Siim Kuresoo, board member of the Estonian Fund for Nature (ELF), also said that 10 million cubic meters of felling per year was too much. The fact that this was the result of three and a half years of discussion is a credit to the environment ministry, he said.
"However, all the benefits from these steps have been discarded at critical moments. Precisely because neither the Forestry Department of the Ministry of the Environment, nor the deputy minister in charge not seem to be in favor of forestry (policies) that would actually support biodiversity," Kuresoo said.
Although Kuresoo believes that the economic aspect of Estonia's forests is at the heart of the officials' concerns, Jaan Lindmäe says, that 10 million cubic meters a year would be a huge blow to the whole industry. "With a reduction in forest volumes, eight thousand jobs in rural areas would have to be cut," says Lindmäe.
Municipalities and the new forestry council
Nevertheless, Minister of the Environment Madis Kallas believes, that the idea of a social agreement must not be disregarded entirely. Before the ministry starts drafting the latest version of the bill, new rounds of consultations will be launched, with local authorities the first to be consulted.
"All forests in Estonia belong to the territories of local governments," Kallas said. "Local authorities are perhaps the most balanced in their view of where to place the emphasis between forest protection and the economic contribution of forests."
According to Kallas, a parallel debate should also take place on the fate of RMK's areas of heightened public interest, or KAHs. In November, once some ideas have already been gathered, the minister wants to convene a forest committee.
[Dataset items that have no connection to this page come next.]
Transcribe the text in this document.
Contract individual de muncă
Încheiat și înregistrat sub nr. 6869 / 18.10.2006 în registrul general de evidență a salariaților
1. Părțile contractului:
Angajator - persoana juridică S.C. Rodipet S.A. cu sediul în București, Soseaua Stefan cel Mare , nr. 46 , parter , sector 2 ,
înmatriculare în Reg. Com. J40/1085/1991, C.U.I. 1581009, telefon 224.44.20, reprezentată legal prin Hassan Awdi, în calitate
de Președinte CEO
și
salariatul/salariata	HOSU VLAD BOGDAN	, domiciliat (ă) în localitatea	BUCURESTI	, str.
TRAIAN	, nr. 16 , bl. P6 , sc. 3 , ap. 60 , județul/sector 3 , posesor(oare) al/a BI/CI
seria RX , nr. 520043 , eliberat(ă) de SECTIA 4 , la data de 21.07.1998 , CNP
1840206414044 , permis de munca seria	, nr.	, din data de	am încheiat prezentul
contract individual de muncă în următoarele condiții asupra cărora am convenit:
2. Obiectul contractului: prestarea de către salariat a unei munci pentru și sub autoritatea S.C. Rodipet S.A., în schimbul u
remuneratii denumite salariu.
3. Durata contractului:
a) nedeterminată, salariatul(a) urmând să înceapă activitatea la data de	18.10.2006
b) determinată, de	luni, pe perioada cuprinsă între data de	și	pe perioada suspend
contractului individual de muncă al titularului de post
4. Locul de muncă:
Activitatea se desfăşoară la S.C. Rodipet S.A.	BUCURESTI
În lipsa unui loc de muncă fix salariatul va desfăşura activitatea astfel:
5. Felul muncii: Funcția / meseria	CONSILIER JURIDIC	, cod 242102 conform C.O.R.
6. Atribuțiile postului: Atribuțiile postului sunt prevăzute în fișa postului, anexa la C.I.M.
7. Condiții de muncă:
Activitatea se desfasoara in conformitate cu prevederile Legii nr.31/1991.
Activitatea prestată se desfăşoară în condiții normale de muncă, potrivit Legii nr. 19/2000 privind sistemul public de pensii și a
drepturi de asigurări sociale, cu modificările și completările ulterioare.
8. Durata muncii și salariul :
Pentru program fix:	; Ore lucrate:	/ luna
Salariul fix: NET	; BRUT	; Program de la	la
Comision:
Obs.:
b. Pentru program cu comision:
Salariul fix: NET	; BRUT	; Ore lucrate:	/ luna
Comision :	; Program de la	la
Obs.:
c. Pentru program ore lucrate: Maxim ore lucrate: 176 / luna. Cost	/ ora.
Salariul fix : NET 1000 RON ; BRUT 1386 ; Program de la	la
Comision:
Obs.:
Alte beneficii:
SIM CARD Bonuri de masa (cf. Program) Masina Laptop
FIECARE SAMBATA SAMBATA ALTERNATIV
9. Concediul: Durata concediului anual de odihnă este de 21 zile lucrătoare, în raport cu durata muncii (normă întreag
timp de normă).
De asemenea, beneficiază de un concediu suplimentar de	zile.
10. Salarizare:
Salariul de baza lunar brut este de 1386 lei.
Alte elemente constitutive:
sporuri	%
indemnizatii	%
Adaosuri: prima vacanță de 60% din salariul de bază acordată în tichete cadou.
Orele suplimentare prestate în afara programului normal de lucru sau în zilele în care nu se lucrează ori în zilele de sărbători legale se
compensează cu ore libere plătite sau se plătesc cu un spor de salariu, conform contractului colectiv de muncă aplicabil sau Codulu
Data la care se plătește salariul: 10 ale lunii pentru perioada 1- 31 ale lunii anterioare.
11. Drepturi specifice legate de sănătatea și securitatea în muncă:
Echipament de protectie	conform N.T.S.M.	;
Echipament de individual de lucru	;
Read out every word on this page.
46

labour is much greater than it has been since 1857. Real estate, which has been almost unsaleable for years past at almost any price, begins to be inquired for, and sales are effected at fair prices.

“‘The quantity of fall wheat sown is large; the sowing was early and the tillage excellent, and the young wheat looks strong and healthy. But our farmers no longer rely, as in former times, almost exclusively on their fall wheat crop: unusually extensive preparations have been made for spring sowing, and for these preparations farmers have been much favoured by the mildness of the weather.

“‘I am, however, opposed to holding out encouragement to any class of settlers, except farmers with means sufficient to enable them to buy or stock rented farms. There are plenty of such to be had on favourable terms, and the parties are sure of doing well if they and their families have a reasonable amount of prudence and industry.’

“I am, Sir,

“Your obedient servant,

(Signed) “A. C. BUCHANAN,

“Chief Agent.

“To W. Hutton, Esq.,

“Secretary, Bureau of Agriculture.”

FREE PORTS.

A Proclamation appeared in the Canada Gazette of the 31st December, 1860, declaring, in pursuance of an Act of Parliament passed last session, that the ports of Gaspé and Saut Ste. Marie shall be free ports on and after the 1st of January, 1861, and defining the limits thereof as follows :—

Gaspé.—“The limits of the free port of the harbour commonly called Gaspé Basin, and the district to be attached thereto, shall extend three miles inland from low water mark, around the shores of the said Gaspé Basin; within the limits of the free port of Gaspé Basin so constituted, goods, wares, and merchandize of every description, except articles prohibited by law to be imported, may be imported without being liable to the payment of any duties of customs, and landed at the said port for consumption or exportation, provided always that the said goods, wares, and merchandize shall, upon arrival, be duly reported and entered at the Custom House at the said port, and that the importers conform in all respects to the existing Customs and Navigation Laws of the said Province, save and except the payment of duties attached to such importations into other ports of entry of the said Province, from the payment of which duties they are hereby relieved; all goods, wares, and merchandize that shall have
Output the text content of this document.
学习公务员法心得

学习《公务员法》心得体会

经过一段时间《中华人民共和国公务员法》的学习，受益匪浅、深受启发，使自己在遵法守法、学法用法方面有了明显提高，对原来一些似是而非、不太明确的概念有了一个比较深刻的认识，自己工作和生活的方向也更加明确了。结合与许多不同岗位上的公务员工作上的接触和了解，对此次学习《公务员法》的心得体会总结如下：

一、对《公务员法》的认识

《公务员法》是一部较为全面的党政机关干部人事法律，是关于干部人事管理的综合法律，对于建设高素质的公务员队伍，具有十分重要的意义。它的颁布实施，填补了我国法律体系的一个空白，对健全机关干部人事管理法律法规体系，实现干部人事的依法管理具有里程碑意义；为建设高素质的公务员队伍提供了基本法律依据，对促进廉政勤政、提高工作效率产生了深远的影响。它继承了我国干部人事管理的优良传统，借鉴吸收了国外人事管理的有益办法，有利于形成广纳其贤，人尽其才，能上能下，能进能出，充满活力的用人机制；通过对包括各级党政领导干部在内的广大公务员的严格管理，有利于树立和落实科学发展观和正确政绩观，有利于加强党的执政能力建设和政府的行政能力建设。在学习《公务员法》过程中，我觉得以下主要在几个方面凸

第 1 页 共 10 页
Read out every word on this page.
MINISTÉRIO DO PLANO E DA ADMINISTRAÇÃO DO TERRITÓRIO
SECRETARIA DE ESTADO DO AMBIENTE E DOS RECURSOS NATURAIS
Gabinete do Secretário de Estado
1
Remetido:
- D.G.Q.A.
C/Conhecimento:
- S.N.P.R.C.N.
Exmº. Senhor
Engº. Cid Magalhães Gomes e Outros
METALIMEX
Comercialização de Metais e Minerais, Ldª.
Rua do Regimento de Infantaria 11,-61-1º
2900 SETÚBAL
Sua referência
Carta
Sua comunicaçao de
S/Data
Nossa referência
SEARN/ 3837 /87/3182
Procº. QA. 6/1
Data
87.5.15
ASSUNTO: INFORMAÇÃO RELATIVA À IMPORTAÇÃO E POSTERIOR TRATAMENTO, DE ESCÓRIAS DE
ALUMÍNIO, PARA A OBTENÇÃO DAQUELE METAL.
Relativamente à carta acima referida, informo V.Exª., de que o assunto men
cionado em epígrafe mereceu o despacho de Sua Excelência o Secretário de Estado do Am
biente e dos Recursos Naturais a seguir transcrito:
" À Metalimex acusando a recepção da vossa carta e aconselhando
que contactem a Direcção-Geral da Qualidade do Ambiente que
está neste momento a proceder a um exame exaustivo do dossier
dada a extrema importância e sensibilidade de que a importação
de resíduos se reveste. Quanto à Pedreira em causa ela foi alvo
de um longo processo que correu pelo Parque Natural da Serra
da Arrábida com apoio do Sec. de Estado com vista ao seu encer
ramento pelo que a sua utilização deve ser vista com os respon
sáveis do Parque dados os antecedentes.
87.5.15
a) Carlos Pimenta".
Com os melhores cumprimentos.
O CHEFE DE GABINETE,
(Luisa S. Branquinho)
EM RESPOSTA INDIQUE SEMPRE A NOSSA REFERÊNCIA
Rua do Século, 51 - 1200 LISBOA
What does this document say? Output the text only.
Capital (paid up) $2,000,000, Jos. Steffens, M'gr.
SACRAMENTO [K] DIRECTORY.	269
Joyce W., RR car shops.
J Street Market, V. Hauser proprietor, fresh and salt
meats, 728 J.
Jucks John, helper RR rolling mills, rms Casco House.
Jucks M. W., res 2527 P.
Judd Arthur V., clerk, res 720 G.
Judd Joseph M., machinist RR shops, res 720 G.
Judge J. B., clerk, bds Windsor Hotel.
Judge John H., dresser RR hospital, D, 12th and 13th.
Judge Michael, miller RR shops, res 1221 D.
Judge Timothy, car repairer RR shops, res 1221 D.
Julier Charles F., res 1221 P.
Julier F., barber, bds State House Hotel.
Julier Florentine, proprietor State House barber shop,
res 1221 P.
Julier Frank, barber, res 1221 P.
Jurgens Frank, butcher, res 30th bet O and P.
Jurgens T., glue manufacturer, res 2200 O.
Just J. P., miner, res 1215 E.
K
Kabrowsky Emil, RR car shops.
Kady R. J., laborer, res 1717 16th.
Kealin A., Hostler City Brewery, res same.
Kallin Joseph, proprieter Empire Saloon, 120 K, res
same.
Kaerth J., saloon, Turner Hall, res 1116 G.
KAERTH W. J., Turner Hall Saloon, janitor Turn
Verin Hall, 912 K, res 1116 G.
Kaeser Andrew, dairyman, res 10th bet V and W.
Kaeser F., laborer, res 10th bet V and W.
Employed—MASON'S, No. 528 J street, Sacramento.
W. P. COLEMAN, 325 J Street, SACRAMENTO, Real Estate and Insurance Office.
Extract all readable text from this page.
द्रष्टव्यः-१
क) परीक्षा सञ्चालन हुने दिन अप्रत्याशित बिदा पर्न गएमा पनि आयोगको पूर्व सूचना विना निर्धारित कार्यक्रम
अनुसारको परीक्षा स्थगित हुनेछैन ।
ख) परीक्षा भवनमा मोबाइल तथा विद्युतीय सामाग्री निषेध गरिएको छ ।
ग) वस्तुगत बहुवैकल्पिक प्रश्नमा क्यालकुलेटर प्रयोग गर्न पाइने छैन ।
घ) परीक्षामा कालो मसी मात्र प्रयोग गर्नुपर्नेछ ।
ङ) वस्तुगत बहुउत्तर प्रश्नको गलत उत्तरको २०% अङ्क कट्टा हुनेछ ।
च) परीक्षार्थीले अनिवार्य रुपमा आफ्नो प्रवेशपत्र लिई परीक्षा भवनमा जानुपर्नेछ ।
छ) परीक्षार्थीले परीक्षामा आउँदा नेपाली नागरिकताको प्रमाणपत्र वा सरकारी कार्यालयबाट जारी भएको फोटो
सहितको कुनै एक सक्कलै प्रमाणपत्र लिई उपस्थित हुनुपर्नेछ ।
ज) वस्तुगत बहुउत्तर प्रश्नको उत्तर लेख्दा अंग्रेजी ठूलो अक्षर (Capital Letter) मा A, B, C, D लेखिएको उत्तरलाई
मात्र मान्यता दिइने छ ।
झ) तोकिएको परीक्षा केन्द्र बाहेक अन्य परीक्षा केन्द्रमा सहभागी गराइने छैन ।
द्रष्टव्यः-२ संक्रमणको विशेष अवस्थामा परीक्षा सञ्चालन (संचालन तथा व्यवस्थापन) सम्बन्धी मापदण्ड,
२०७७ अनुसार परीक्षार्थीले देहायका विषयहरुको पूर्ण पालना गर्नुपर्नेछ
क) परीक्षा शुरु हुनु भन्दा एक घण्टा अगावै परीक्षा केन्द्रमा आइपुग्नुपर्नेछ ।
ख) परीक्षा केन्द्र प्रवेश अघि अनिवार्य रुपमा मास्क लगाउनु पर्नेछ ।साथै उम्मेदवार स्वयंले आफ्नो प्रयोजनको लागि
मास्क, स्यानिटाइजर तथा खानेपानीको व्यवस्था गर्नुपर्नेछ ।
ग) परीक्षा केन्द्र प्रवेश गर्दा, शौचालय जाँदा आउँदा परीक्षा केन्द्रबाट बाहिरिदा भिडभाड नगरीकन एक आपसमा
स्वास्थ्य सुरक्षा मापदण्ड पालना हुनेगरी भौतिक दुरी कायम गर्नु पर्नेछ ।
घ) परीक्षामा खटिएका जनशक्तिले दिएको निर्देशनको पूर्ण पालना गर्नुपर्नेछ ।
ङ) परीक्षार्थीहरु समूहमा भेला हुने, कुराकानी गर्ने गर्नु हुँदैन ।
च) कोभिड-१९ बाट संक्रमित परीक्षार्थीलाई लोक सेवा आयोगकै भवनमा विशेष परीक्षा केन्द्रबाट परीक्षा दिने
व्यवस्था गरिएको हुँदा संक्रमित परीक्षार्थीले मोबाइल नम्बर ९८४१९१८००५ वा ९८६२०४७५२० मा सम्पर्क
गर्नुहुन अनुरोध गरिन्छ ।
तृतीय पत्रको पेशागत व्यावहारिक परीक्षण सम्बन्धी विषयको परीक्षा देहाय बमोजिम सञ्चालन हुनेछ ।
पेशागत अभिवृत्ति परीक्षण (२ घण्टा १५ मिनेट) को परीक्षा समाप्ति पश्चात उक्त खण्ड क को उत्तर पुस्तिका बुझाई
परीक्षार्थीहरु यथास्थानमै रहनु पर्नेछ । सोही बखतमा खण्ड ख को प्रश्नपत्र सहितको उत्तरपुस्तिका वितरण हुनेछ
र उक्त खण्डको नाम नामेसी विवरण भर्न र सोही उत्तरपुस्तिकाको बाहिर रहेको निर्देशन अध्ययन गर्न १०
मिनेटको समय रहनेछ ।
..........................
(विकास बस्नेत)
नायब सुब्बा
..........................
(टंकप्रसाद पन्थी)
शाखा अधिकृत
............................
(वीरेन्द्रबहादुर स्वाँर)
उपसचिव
However, (the process of selecting participants) would no longer be a lottery, and no wolves, foxes, lynxes or bears would be redeployed. Kallas said the new forestry council should be smaller and involve those who have a say on the most hotly debated points of the development plan. He mentioned, for example, the amount of logging, bird roosting and the size of woodlots.
Exactly who will be part of the new body and what force their input will have in the development plan is still to be determined. "If we say right now that this person or that person will be on the committee, we may be setting ourselves up for another false dawn, and we won't get anywhere with it. So, we will take it step by step," Kallas said, adding, "Our goal is a solution."
Minister would reduce felling
Kallas admitted, that it would probably not be possible to come up with a solution that pleases everyone. Instead, he wants to find a compromise, adding that the point of agreement should be below 10 million cubic meters per year.
"If we want to reach this agreement, (the volume) should move downwards," Kallas stressed. He added, that the plan should be looked at again in the years to come, when the energy crisis may also require higher felling rates.
However, in the long term and in the context of the development plan, he believes that a reduction in the volume of felling is crucial.
The LULUCF (Land Use, Land Use Change and Forestry – UN initiative to chart greenhouse gas emissions directly caused by human land use – ed.) targets set for Estonia cannot be overlooked.
Kallas confirmed, that the carbon capture, utilization and storage targets agreed by EU environment ministers in the summer also require Estonia's annual deforestation levels to fall below 10 million cubic meters.
"But it is not only about the volume of deforestation. It is also important what we cut down, how we cut it down and where we cut it down," Kallas said.
Siim Kuresoo of the Estonian Nature Fund also believes that targets EU ministers have agreed, will require a reduction in the amount of wood cut down in Estonia. The EMPL's Jaan Lindmäe also stressed that not doing so, would mean Estonia doing itself a disservice. "Ageing wood no longer absorbs CO2. Instead, it will start emitting it," Lindmäe said.